Our guest blogger is Theodora Chang, Education Policy Analyst at the Center for American Progress Action Fund.

The U.S. (where a student drops out of high school every 26 seconds) is finally seeing some progress on its dropout crisis. The nationwide number of “dropout factory” high schools that graduate less than 60 percent of their students declined by 6.4 percent from 2008 to 2009, according to a new report released this week.

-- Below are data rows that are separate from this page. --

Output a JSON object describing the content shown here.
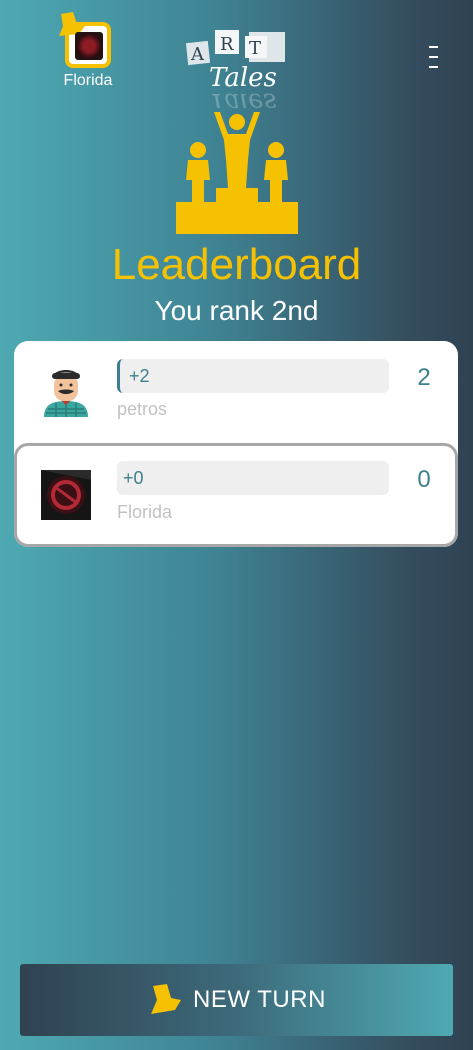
{
  "header": {
    "profile_name": "Florida",
    "logo_letters": [
      "A",
      "R",
      "T"
    ],
    "logo_script": "Tales",
    "menu_icon": "more-vertical-icon"
  },
  "leaderboard": {
    "title": "Leaderboard",
    "rank_text": "You rank 2nd",
    "rows": [
      {
        "delta": "+2",
        "name": "petros",
        "score": "2"
      },
      {
        "delta": "+0",
        "name": "Florida",
        "score": "0"
      }
    ]
  },
  "footer": {
    "new_turn_label": "NEW TURN"
  },
  "colors": {
    "accent": "#f5c100",
    "teal": "#3e7f8d"
  }
}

The report found that all regions in the U.S. saw at least some decline in the number of dropout factories:

— West: Down 12.5 percent (313 schools in 2008; 274 in 2009)

— Midwest: Down 8.2 percent (269 schools in 2008; 247 in 2009)

— Southeast: Down 4.8 percent (912 schools in 2008; 868 in 2009)

— Northeast: Down 2.8 percent (252 schools in 2008; 245 in 2009)

The research also shows that one of the most effective tools for dropout prevention is an early-warning system to identify students most at risk of dropping out, paired with student support services.

Often referred to as wraparound services, these supports meet students’ nonacademic needs so they can focus on learning in the classroom. When used in conjunction with highly effective classroom instruction, wraparound services can be a powerful lever to close the achievement gap and level the playing field for low-income students. Wraparound services for students are currently included in the School Improvement Grants program and the 21st Century Community Learning Centers program. They are also the foundation of the Full-Service Community Schools program and the Promise Neighborhoods program.

The report specifically cites Promise Neighborhoods as one key way for the federal government to support a comprehensive approach to education, but the program needs to be authorized and funded by Congress in order to serve more students. Despite a continued budget stalemate in Congress, the U.S. Department of Education is wisely moving forward with the next phase of Promise Neighborhoods and released a list of proposed program priorities and changes this week.

Recent attempts by Congress to cut support services are especially misguided in light of what we now know about the relationship between poverty and academic achievement. If its members truly believe that our nation’s economic success depends on reducing the dropout rate, Congress must act to authorize Promise Neighborhoods and other federal programs that support wraparound services for students in the upcoming ESEA reauthorization.